Where are the Indigenous Peoples in Canadian universities?

Canadian postsecondary institutions have pursued equity, diversity, and inclusion policies and programs since the late-1980s. Since then, progress toward a more equitable academy has not advanced as many had hoped.

One issue repeatedly raised is the lack of good data, particularly data that is disaggregated and intersectional for members of racialized groups and for Indigenous peoples (First Nations, Métis, and Inuit). Recent research, notably the co-authored book by Frances Henry, Ena Dua, Carl James, Audrey Kobayashi, Peter Li, Howard Ramos, and Malinda S. Smith, The Equity Myth: Racialization and Indigeneity at Canadian Universities and the Canadian Association of University Teachers’ Underrepresented and Underpaid: Diversity & Equity Among Canada’s Post-Secondary Education Teachers have identified the equity data gap in representation, experiences, and pay for racialized and Indigenous scholars in Canadian universities.
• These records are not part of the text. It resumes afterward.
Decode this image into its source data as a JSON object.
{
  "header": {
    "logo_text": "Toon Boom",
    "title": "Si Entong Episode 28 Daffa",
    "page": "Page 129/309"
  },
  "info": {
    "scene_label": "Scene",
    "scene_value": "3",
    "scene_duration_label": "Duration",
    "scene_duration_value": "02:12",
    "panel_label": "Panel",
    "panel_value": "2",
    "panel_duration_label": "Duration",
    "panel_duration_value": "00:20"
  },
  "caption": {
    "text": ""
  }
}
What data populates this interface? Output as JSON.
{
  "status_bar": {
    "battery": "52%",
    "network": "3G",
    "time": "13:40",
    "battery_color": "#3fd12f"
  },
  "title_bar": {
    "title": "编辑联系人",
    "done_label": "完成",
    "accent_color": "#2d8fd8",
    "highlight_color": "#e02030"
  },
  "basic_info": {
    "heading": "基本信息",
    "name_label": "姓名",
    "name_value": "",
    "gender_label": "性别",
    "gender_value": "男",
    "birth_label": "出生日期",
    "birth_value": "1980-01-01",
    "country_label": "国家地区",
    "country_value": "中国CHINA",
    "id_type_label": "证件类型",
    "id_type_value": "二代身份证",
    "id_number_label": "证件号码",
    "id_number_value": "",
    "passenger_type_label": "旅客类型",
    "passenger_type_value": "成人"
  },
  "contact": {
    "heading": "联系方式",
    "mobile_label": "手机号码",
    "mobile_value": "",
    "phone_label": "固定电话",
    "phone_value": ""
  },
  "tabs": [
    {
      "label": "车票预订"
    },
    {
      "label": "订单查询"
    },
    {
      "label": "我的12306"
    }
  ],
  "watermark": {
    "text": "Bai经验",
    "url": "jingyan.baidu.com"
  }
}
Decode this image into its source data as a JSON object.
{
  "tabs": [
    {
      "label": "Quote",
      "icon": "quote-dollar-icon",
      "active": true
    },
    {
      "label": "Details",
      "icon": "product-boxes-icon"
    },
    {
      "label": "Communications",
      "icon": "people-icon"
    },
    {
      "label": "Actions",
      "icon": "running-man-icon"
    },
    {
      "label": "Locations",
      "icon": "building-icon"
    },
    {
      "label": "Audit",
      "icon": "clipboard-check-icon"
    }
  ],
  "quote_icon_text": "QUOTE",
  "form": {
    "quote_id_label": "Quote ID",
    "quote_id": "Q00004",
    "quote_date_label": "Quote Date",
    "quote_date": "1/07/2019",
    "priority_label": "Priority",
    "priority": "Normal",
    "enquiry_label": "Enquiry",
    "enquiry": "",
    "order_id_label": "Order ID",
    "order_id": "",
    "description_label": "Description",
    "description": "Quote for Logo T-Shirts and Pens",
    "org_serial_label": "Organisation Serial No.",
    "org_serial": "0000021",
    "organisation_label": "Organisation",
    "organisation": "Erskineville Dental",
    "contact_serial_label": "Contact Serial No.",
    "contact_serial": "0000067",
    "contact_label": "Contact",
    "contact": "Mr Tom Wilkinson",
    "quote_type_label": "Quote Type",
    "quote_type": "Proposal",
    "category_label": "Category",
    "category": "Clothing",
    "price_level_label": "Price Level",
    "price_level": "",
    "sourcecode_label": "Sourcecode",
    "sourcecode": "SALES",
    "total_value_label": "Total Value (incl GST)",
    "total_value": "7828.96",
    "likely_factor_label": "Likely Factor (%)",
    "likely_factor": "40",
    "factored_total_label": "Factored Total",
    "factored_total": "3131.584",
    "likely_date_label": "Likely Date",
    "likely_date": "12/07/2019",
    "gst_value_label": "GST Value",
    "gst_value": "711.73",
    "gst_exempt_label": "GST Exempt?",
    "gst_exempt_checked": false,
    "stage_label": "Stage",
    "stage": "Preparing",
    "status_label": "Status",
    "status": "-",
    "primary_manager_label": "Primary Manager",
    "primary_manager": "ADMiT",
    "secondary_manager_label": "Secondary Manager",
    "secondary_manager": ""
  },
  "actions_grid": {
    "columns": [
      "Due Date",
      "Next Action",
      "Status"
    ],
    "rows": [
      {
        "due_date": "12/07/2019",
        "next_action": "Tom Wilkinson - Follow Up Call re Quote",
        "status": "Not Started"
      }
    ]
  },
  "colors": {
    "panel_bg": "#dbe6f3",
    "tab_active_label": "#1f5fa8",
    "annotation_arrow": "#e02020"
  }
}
Since 2016, The Diversity Gap series created by Dr. Malinda S. Smith, a professor in the Department of Political Science at the University of Alberta, has presented disaggregated and intersectional data on women, racialized minorities, and Indigenous peoples in the Canadian academy. The research data have been disseminated in an infographic designed in collaboration with Dr. Nancy Bray, a lecturer in Communications Fundamentals for Professional and Writing Studies at the University of Alberta.The Diversity Gap series are published by the Academic Women’s Association.

The Indigenous diversity gap infographic presented here provides answers to the question: “Where are the Indigenous Peoples at Canadian universities?” and presents for the first time an outline of an “academic pipeline” for Indigenous peoples in Canadian universities.

The infographic represents, where possible, disaggregated and intersectional data on First Nations, Métis, and Inuit in Canadian universities. According to the 2016 Canadian Census, Indigenous peoples constitute 5 per cent of the population. Although there are more Indigenous students in the postsecondary sector, the gap in completion rates for Indigenous and non-Indigenous undergraduate students persists and has remained around 14 per cent since the 1990s. Indigenous students constitute 1 per cent of PhD students on Canadian campuses. The gap in college and university teachers is closing with new target hires. Still, in 2018, Indigenous peoples constituted only 3 per cent of college instructors, 1.4 per cent of university professors, and 5 per cent of university presidents. There is a significant —15 to 20 per cent—wage gap between Indigenous and non-Indigenous professors.